Cabinet in 1961 sold 234 million bushels of Canadian grain to China in the largest export contract of its kind to that time. A Department of Finance memo noted the Chinese “made it very clear they wished to obtain the grain at the earliest possible date,” but discounted the possibility of famine.
“The advantages to Canada accruing from these agreements are obvious,” the finance department wrote. The contract for wheat and barley was valued at $362 million, the equivalent of nearly $3 billion today.
“A reason given by the Chinese to us during negotiations was that the purchase of Canadian wheat would enable China to export more rice, thereby resulting in a net foreign exchange gain because the international price of rice is higher than the price of wheat,” the department wrote. “There is some logic in this type of argument.”
Wheat Harvested By Hand
Modern-day researchers have uncovered evidence famine conditions drove China near collapse, documenting instances of homicide and cannibalism in the hardest-hit rural counties. Chinese state agencies to date have withheld official records detailing the extent of the catastrophe.

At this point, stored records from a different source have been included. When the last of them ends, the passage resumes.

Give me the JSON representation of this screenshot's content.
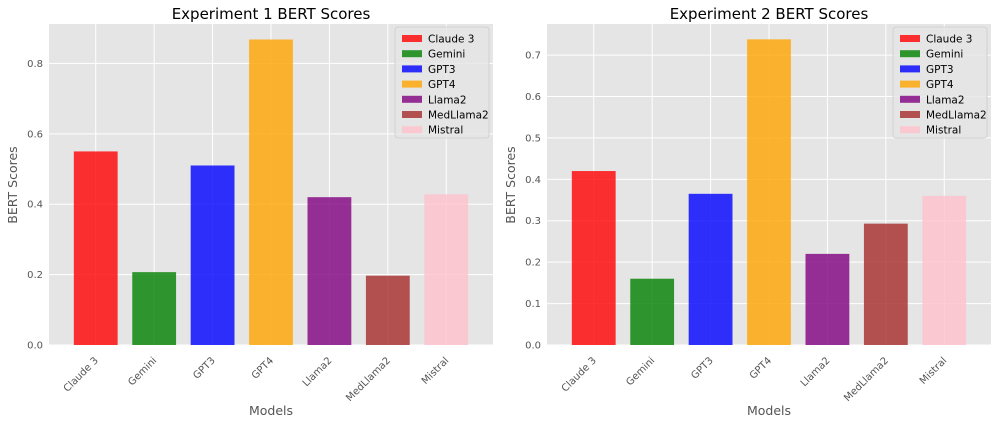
{
  "figure": {
    "background": "#ffffff",
    "panel_background": "#e5e5e5",
    "grid_color": "#ffffff"
  },
  "chart_data": [
    {
      "type": "bar",
      "title": "Experiment 1 BERT Scores",
      "xlabel": "Models",
      "ylabel": "BERT Scores",
      "categories": [
        "Claude 3",
        "Gemini",
        "GPT3",
        "GPT4",
        "Llama2",
        "MedLlama2",
        "Mistral"
      ],
      "values": [
        0.55,
        0.207,
        0.51,
        0.868,
        0.42,
        0.197,
        0.428
      ],
      "colors": [
        "#ff0000",
        "#008000",
        "#0000ff",
        "#ffa500",
        "#800080",
        "#a52a2a",
        "#ffc0cb"
      ],
      "ylim": [
        0,
        0.912
      ],
      "yticks": [
        0.0,
        0.2,
        0.4,
        0.6,
        0.8
      ],
      "ytick_labels": [
        "0.0",
        "0.2",
        "0.4",
        "0.6",
        "0.8"
      ],
      "legend": [
        "Claude 3",
        "Gemini",
        "GPT3",
        "GPT4",
        "Llama2",
        "MedLlama2",
        "Mistral"
      ],
      "legend_position": "top-right",
      "grid": true
    },
    {
      "type": "bar",
      "title": "Experiment 2 BERT Scores",
      "xlabel": "Models",
      "ylabel": "BERT Scores",
      "categories": [
        "Claude 3",
        "Gemini",
        "GPT3",
        "GPT4",
        "Llama2",
        "MedLlama2",
        "Mistral"
      ],
      "values": [
        0.42,
        0.16,
        0.365,
        0.738,
        0.22,
        0.293,
        0.36
      ],
      "colors": [
        "#ff0000",
        "#008000",
        "#0000ff",
        "#ffa500",
        "#800080",
        "#a52a2a",
        "#ffc0cb"
      ],
      "ylim": [
        0,
        0.775
      ],
      "yticks": [
        0.0,
        0.1,
        0.2,
        0.3,
        0.4,
        0.5,
        0.6,
        0.7
      ],
      "ytick_labels": [
        "0.0",
        "0.1",
        "0.2",
        "0.3",
        "0.4",
        "0.5",
        "0.6",
        "0.7"
      ],
      "legend": [
        "Claude 3",
        "Gemini",
        "GPT3",
        "GPT4",
        "Llama2",
        "MedLlama2",
        "Mistral"
      ],
      "legend_position": "top-right",
      "grid": true
    }
  ]
}
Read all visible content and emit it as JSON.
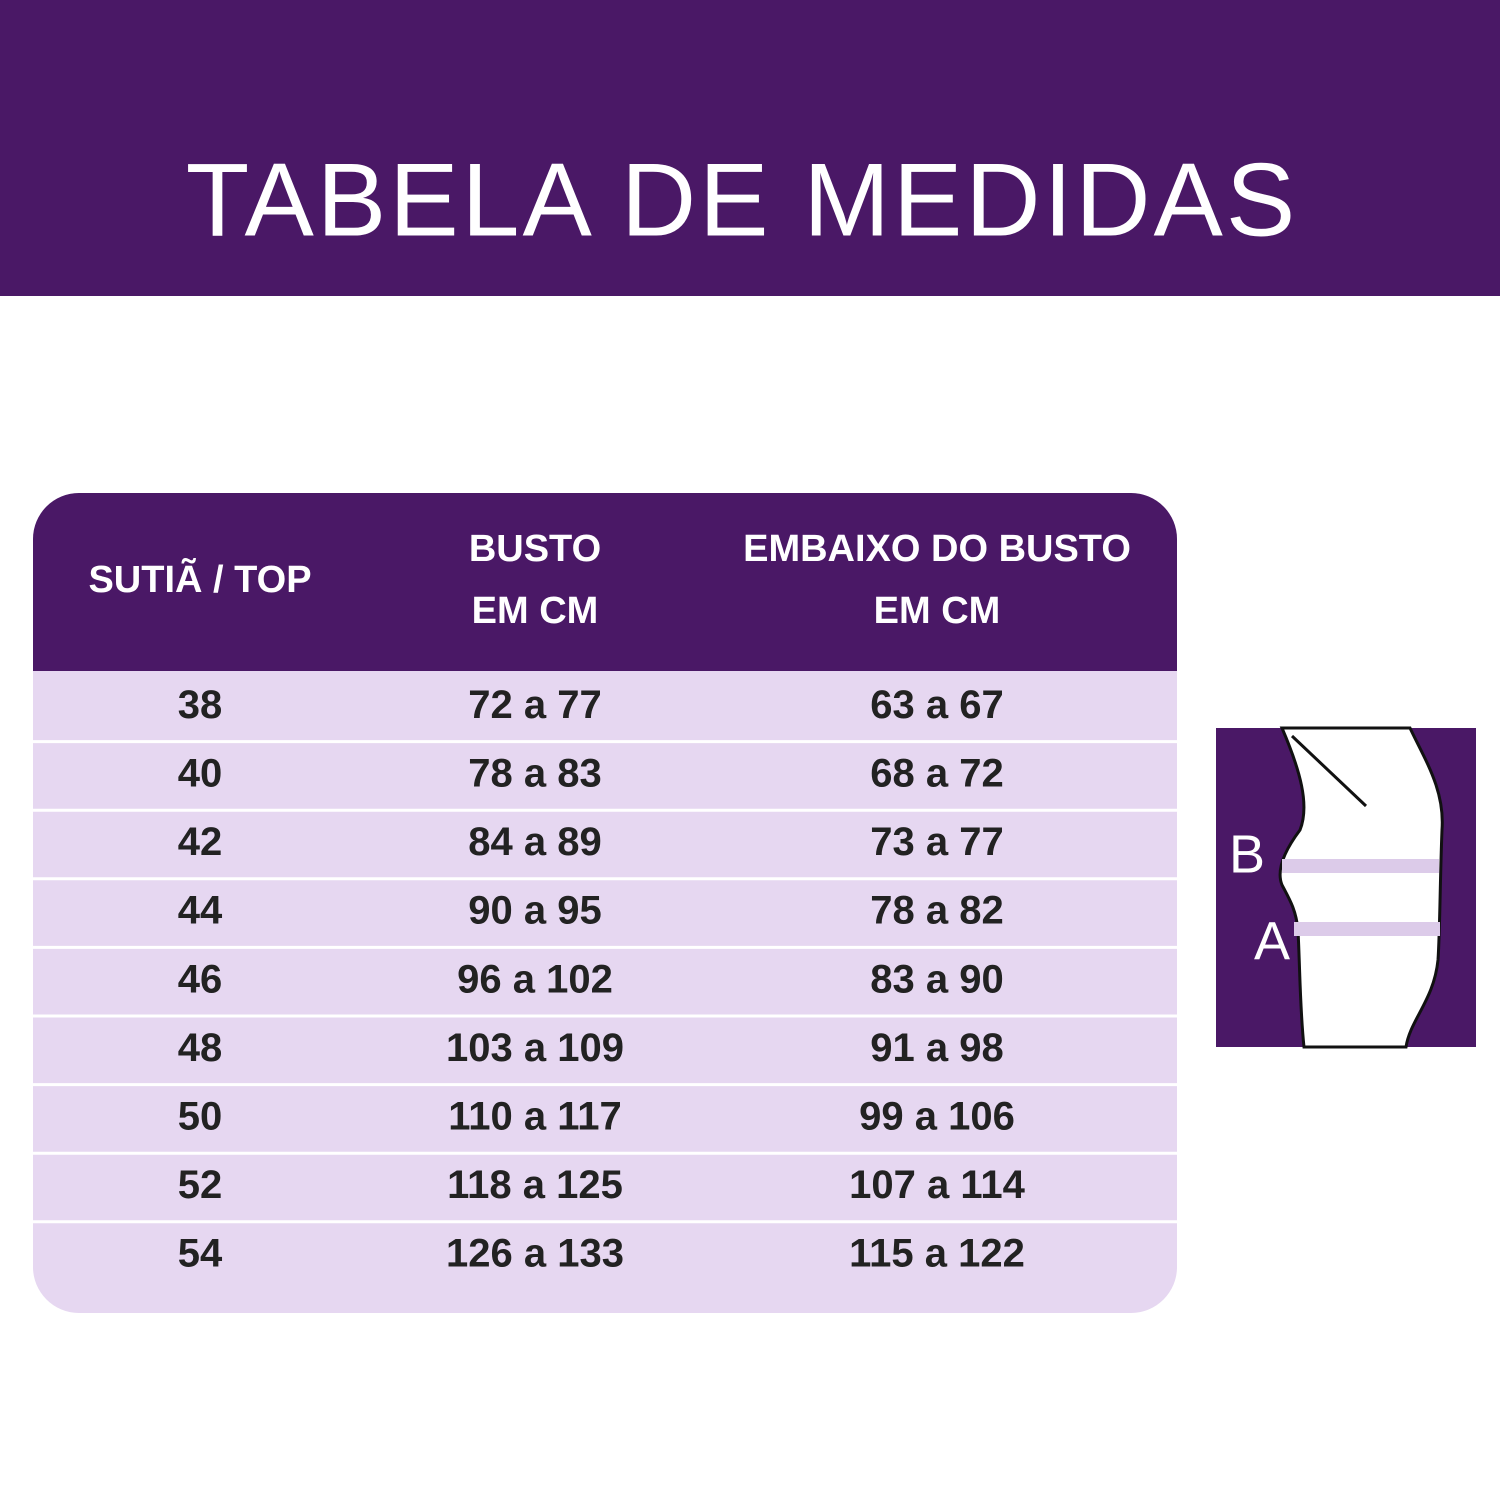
{
  "header": {
    "title": "TABELA DE MEDIDAS"
  },
  "table": {
    "columns": [
      [
        "SUTIÃ / TOP"
      ],
      [
        "BUSTO",
        "EM CM"
      ],
      [
        "EMBAIXO DO BUSTO",
        "EM CM"
      ]
    ],
    "rows": [
      [
        "38",
        "72 a 77",
        "63 a 67"
      ],
      [
        "40",
        "78 a 83",
        "68 a 72"
      ],
      [
        "42",
        "84 a 89",
        "73 a 77"
      ],
      [
        "44",
        "90 a 95",
        "78 a 82"
      ],
      [
        "46",
        "96 a 102",
        "83 a 90"
      ],
      [
        "48",
        "103 a 109",
        "91 a 98"
      ],
      [
        "50",
        "110 a 117",
        "99 a 106"
      ],
      [
        "52",
        "118 a 125",
        "107 a 114"
      ],
      [
        "54",
        "126 a 133",
        "115 a 122"
      ]
    ]
  },
  "figure": {
    "labels": [
      "B",
      "A"
    ]
  }
}
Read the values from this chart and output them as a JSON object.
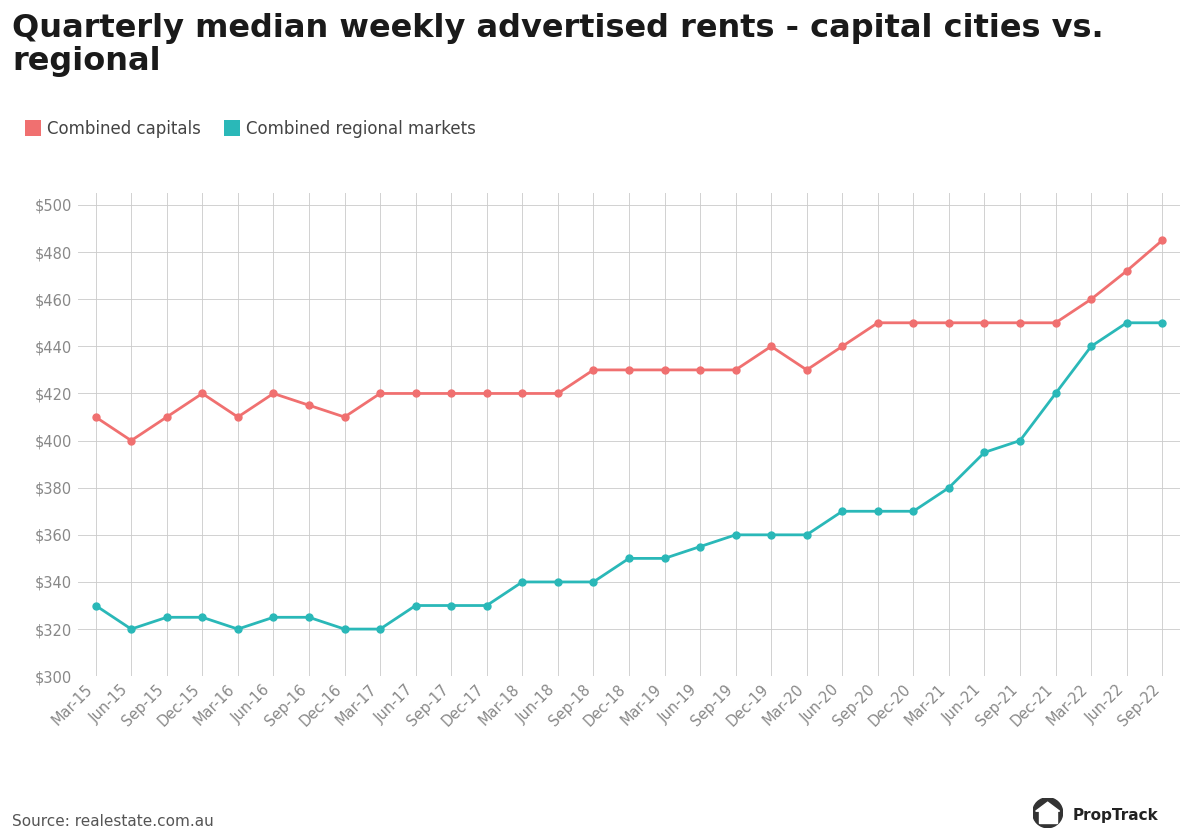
{
  "title_line1": "Quarterly median weekly advertised rents - capital cities vs.",
  "title_line2": "regional",
  "legend_labels": [
    "Combined capitals",
    "Combined regional markets"
  ],
  "source": "Source: realestate.com.au",
  "x_labels": [
    "Mar-15",
    "Jun-15",
    "Sep-15",
    "Dec-15",
    "Mar-16",
    "Jun-16",
    "Sep-16",
    "Dec-16",
    "Mar-17",
    "Jun-17",
    "Sep-17",
    "Dec-17",
    "Mar-18",
    "Jun-18",
    "Sep-18",
    "Dec-18",
    "Mar-19",
    "Jun-19",
    "Sep-19",
    "Dec-19",
    "Mar-20",
    "Jun-20",
    "Sep-20",
    "Dec-20",
    "Mar-21",
    "Jun-21",
    "Sep-21",
    "Dec-21",
    "Mar-22",
    "Jun-22",
    "Sep-22"
  ],
  "capitals": [
    410,
    400,
    410,
    420,
    410,
    420,
    415,
    410,
    420,
    420,
    420,
    420,
    420,
    420,
    430,
    430,
    430,
    430,
    430,
    440,
    430,
    440,
    450,
    450,
    450,
    450,
    450,
    450,
    460,
    472,
    485
  ],
  "regional": [
    330,
    320,
    325,
    325,
    320,
    325,
    325,
    320,
    320,
    330,
    330,
    330,
    340,
    340,
    340,
    350,
    350,
    355,
    360,
    360,
    360,
    370,
    370,
    370,
    380,
    395,
    400,
    420,
    440,
    450,
    450
  ],
  "capitals_color": "#f07070",
  "regional_color": "#2ab8b8",
  "ylim": [
    300,
    505
  ],
  "yticks": [
    300,
    320,
    340,
    360,
    380,
    400,
    420,
    440,
    460,
    480,
    500
  ],
  "background_color": "#ffffff",
  "grid_color": "#cccccc",
  "title_fontsize": 23,
  "axis_fontsize": 10.5,
  "legend_fontsize": 12,
  "marker_size": 5,
  "line_width": 2.0
}
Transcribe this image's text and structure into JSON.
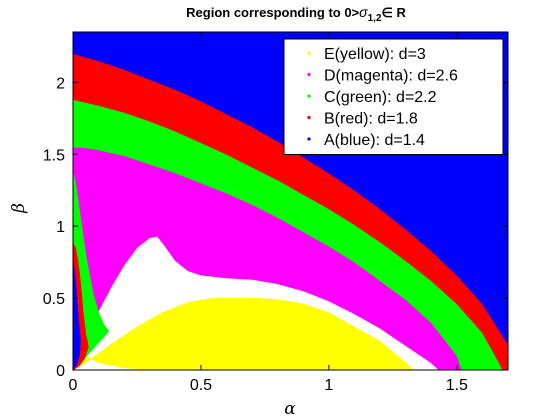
{
  "chart_data": {
    "type": "area",
    "title": {
      "text": "Region corresponding to 0>",
      "sigma": "σ",
      "sub": "1,2",
      "suffix": "∈ R"
    },
    "xlabel": "α",
    "ylabel": "β",
    "xlim": [
      0,
      1.7
    ],
    "ylim": [
      0,
      2.35
    ],
    "xticks": [
      0,
      0.5,
      1,
      1.5
    ],
    "xticklabels": [
      "0",
      "0.5",
      "1",
      "1.5"
    ],
    "yticks": [
      0,
      0.5,
      1,
      1.5,
      2
    ],
    "yticklabels": [
      "0",
      "0.5",
      "1",
      "1.5",
      "2"
    ],
    "grid": false,
    "legend_position": "top-right",
    "series": [
      {
        "name": "E(yellow): d=3",
        "color": "#ffff00",
        "outer": [
          [
            0,
            0.65
          ],
          [
            0.005,
            0.4
          ],
          [
            0.02,
            0.2
          ],
          [
            0.05,
            0.1
          ],
          [
            0.1,
            0.05
          ],
          [
            0.2,
            0.015
          ],
          [
            0.3,
            0.002
          ],
          [
            0.35,
            0
          ]
        ],
        "inner": [
          [
            1.33,
            0
          ],
          [
            1.3,
            0.05
          ],
          [
            1.2,
            0.2
          ],
          [
            1.1,
            0.3
          ],
          [
            1.0,
            0.4
          ],
          [
            0.9,
            0.46
          ],
          [
            0.8,
            0.49
          ],
          [
            0.7,
            0.5
          ],
          [
            0.55,
            0.5
          ],
          [
            0.45,
            0.47
          ],
          [
            0.35,
            0.4
          ],
          [
            0.25,
            0.3
          ],
          [
            0.15,
            0.18
          ],
          [
            0.08,
            0.09
          ],
          [
            0.03,
            0.03
          ],
          [
            0,
            0
          ]
        ]
      },
      {
        "name": "D(magenta): d=2.6",
        "color": "#ff00ff",
        "outer": [
          [
            0,
            1.55
          ],
          [
            0.05,
            1.545
          ],
          [
            0.1,
            1.53
          ],
          [
            0.2,
            1.49
          ],
          [
            0.3,
            1.43
          ],
          [
            0.4,
            1.37
          ],
          [
            0.5,
            1.3
          ],
          [
            0.6,
            1.23
          ],
          [
            0.7,
            1.15
          ],
          [
            0.8,
            1.06
          ],
          [
            0.9,
            0.96
          ],
          [
            1.0,
            0.86
          ],
          [
            1.1,
            0.75
          ],
          [
            1.2,
            0.62
          ],
          [
            1.3,
            0.49
          ],
          [
            1.4,
            0.33
          ],
          [
            1.5,
            0.1
          ],
          [
            1.52,
            0
          ]
        ],
        "inner": [
          [
            1.43,
            0
          ],
          [
            1.4,
            0.05
          ],
          [
            1.3,
            0.17
          ],
          [
            1.2,
            0.29
          ],
          [
            1.1,
            0.39
          ],
          [
            1.0,
            0.48
          ],
          [
            0.9,
            0.55
          ],
          [
            0.8,
            0.6
          ],
          [
            0.7,
            0.63
          ],
          [
            0.6,
            0.64
          ],
          [
            0.5,
            0.66
          ],
          [
            0.45,
            0.69
          ],
          [
            0.4,
            0.76
          ],
          [
            0.36,
            0.86
          ],
          [
            0.33,
            0.93
          ],
          [
            0.3,
            0.92
          ],
          [
            0.25,
            0.85
          ],
          [
            0.2,
            0.73
          ],
          [
            0.15,
            0.58
          ],
          [
            0.1,
            0.41
          ],
          [
            0.06,
            0.26
          ],
          [
            0.04,
            0.16
          ],
          [
            0.02,
            0.08
          ],
          [
            0,
            0
          ]
        ]
      },
      {
        "name": "C(green): d=2.2",
        "color": "#00ff00",
        "outer": [
          [
            0,
            1.88
          ],
          [
            0.1,
            1.84
          ],
          [
            0.2,
            1.79
          ],
          [
            0.3,
            1.73
          ],
          [
            0.4,
            1.66
          ],
          [
            0.5,
            1.58
          ],
          [
            0.6,
            1.5
          ],
          [
            0.7,
            1.41
          ],
          [
            0.8,
            1.32
          ],
          [
            0.9,
            1.22
          ],
          [
            1.0,
            1.12
          ],
          [
            1.1,
            1.01
          ],
          [
            1.2,
            0.89
          ],
          [
            1.3,
            0.76
          ],
          [
            1.4,
            0.62
          ],
          [
            1.5,
            0.46
          ],
          [
            1.6,
            0.26
          ],
          [
            1.65,
            0.1
          ],
          [
            1.68,
            0
          ]
        ],
        "inner": [
          [
            1.52,
            0
          ],
          [
            1.5,
            0.1
          ],
          [
            1.4,
            0.33
          ],
          [
            1.3,
            0.49
          ],
          [
            1.2,
            0.62
          ],
          [
            1.1,
            0.75
          ],
          [
            1.0,
            0.86
          ],
          [
            0.9,
            0.96
          ],
          [
            0.8,
            1.06
          ],
          [
            0.7,
            1.15
          ],
          [
            0.6,
            1.23
          ],
          [
            0.5,
            1.3
          ],
          [
            0.4,
            1.37
          ],
          [
            0.3,
            1.43
          ],
          [
            0.2,
            1.49
          ],
          [
            0.1,
            1.53
          ],
          [
            0.05,
            1.545
          ],
          [
            0,
            1.55
          ],
          [
            0,
            1.38
          ],
          [
            0.01,
            1.3
          ],
          [
            0.03,
            1.05
          ],
          [
            0.05,
            0.8
          ],
          [
            0.08,
            0.52
          ],
          [
            0.1,
            0.4
          ],
          [
            0.12,
            0.32
          ],
          [
            0.14,
            0.27
          ],
          [
            0.1,
            0.19
          ],
          [
            0.06,
            0.11
          ],
          [
            0.03,
            0.05
          ],
          [
            0,
            0
          ]
        ]
      },
      {
        "name": "B(red): d=1.8",
        "color": "#ff0000",
        "outer": [
          [
            0,
            2.2
          ],
          [
            0.1,
            2.15
          ],
          [
            0.2,
            2.09
          ],
          [
            0.3,
            2.02
          ],
          [
            0.4,
            1.95
          ],
          [
            0.5,
            1.87
          ],
          [
            0.6,
            1.78
          ],
          [
            0.7,
            1.69
          ],
          [
            0.8,
            1.59
          ],
          [
            0.9,
            1.48
          ],
          [
            1.0,
            1.37
          ],
          [
            1.1,
            1.25
          ],
          [
            1.2,
            1.12
          ],
          [
            1.3,
            0.98
          ],
          [
            1.4,
            0.83
          ],
          [
            1.5,
            0.66
          ],
          [
            1.6,
            0.46
          ],
          [
            1.7,
            0.18
          ],
          [
            1.7,
            0
          ]
        ],
        "inner": [
          [
            1.68,
            0
          ],
          [
            1.65,
            0.1
          ],
          [
            1.6,
            0.26
          ],
          [
            1.5,
            0.46
          ],
          [
            1.4,
            0.62
          ],
          [
            1.3,
            0.76
          ],
          [
            1.2,
            0.89
          ],
          [
            1.1,
            1.01
          ],
          [
            1.0,
            1.12
          ],
          [
            0.9,
            1.22
          ],
          [
            0.8,
            1.32
          ],
          [
            0.7,
            1.41
          ],
          [
            0.6,
            1.5
          ],
          [
            0.5,
            1.58
          ],
          [
            0.4,
            1.66
          ],
          [
            0.3,
            1.73
          ],
          [
            0.2,
            1.79
          ],
          [
            0.1,
            1.84
          ],
          [
            0,
            1.88
          ],
          [
            0,
            0.88
          ],
          [
            0.01,
            0.85
          ],
          [
            0.02,
            0.75
          ],
          [
            0.03,
            0.6
          ],
          [
            0.04,
            0.4
          ],
          [
            0.05,
            0.25
          ],
          [
            0.06,
            0.16
          ],
          [
            0.045,
            0.08
          ],
          [
            0.025,
            0.03
          ],
          [
            0,
            0
          ]
        ]
      },
      {
        "name": "A(blue): d=1.4",
        "color": "#0000ff",
        "outer": [
          [
            0,
            2.35
          ],
          [
            1.7,
            2.35
          ],
          [
            1.7,
            0.18
          ],
          [
            1.6,
            0.46
          ],
          [
            1.5,
            0.66
          ],
          [
            1.4,
            0.83
          ],
          [
            1.3,
            0.98
          ],
          [
            1.2,
            1.12
          ],
          [
            1.1,
            1.25
          ],
          [
            1.0,
            1.37
          ],
          [
            0.9,
            1.48
          ],
          [
            0.8,
            1.59
          ],
          [
            0.7,
            1.69
          ],
          [
            0.6,
            1.78
          ],
          [
            0.5,
            1.87
          ],
          [
            0.4,
            1.95
          ],
          [
            0.3,
            2.02
          ],
          [
            0.2,
            2.09
          ],
          [
            0.1,
            2.15
          ],
          [
            0,
            2.2
          ]
        ],
        "inner": [
          [
            0,
            0.75
          ],
          [
            0.005,
            0.7
          ],
          [
            0.01,
            0.62
          ],
          [
            0.015,
            0.5
          ],
          [
            0.02,
            0.38
          ],
          [
            0.025,
            0.28
          ],
          [
            0.03,
            0.2
          ],
          [
            0.025,
            0.1
          ],
          [
            0.015,
            0.04
          ],
          [
            0,
            0
          ]
        ]
      }
    ]
  }
}
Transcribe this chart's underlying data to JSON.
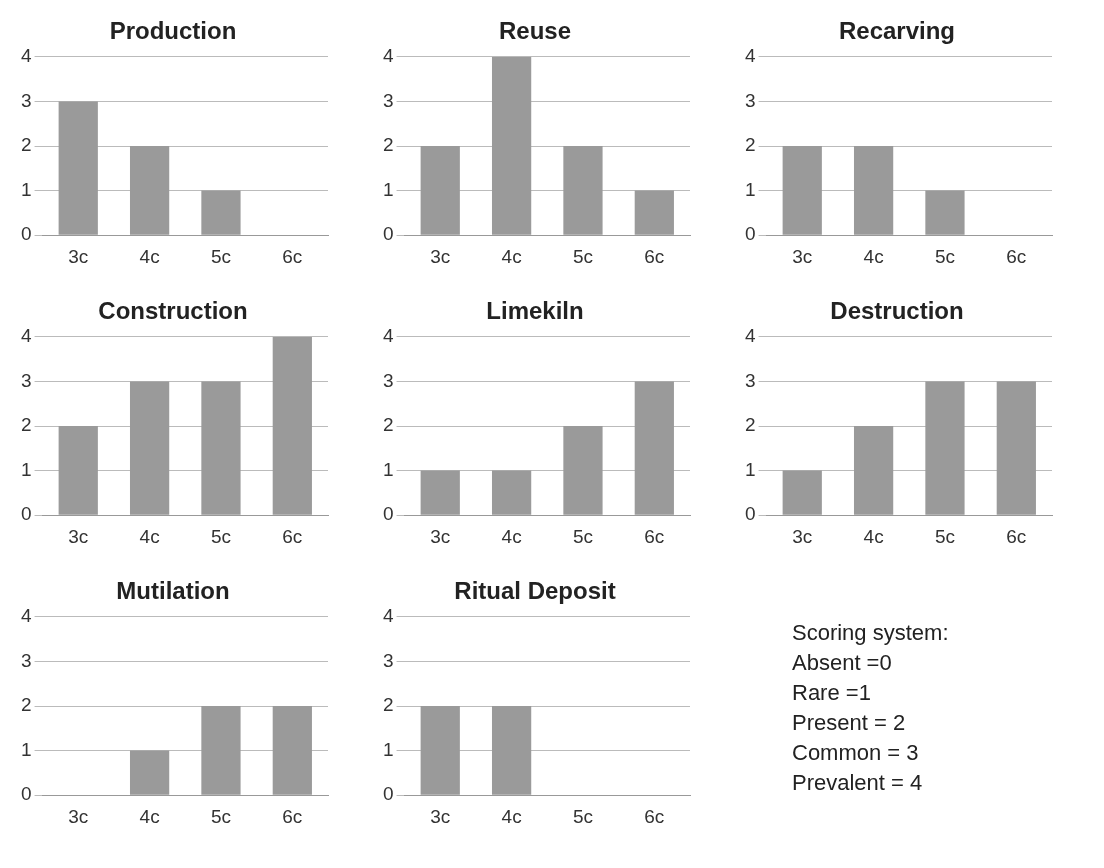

Canadian grain executives discounted reports of mass starvation. A confidential 1961 account of a three-week tour by the Board of Grain Commissioners said Chinese “seem fairly well-clothed, shod and fed”; “We ate bread in all five cities we visited,” wrote delegates.
“Building of new factories and apartments seems fairly extensive,” said the report Technical Mission To China 1961; “There is ample evidence of continued production of artistic work: brocades, embroidered silk, beautiful carving in ivory, jade, soapstone and wood; exquisite silver work and excellent jewelry.”
Technical Mission noted the touring Canadians were closely monitored – “two men traveled with us and heard all repeated discussions” – but dismissed evidence of unusual conditions. “In more than 24 hours of travel by train in daylight, we saw thousands of groups of 10 to 100 people or more, working in the fields with hand tools, only the occasional single animal pulling a cultivator between rows, and not a single tractor or farm machine,” Technical Mission said.
“Over a hundred people might be harvesting a field of wheat, handful by handful, with small sickles. Fourteen men were unloading a truckload of sacked grain at a mill elevator.”
“The colossal use of manpower in this operation, as elsewhere in China, was astounding,” the report concluded; “The extent to which manpower and womanpower replaces mechanical power and machines in China is remarkable.”
Other documents acknowledged Canadian delegations were restricted in their travels and invited to elaborate state banquets. One Wheat Board mission “saw virtually nothing of Chinese life”, said a memo. “Their time was completely regimented between negotiations and entertainment which included the Peking Opera, the world ping pong tournament, dinners, etcetera.”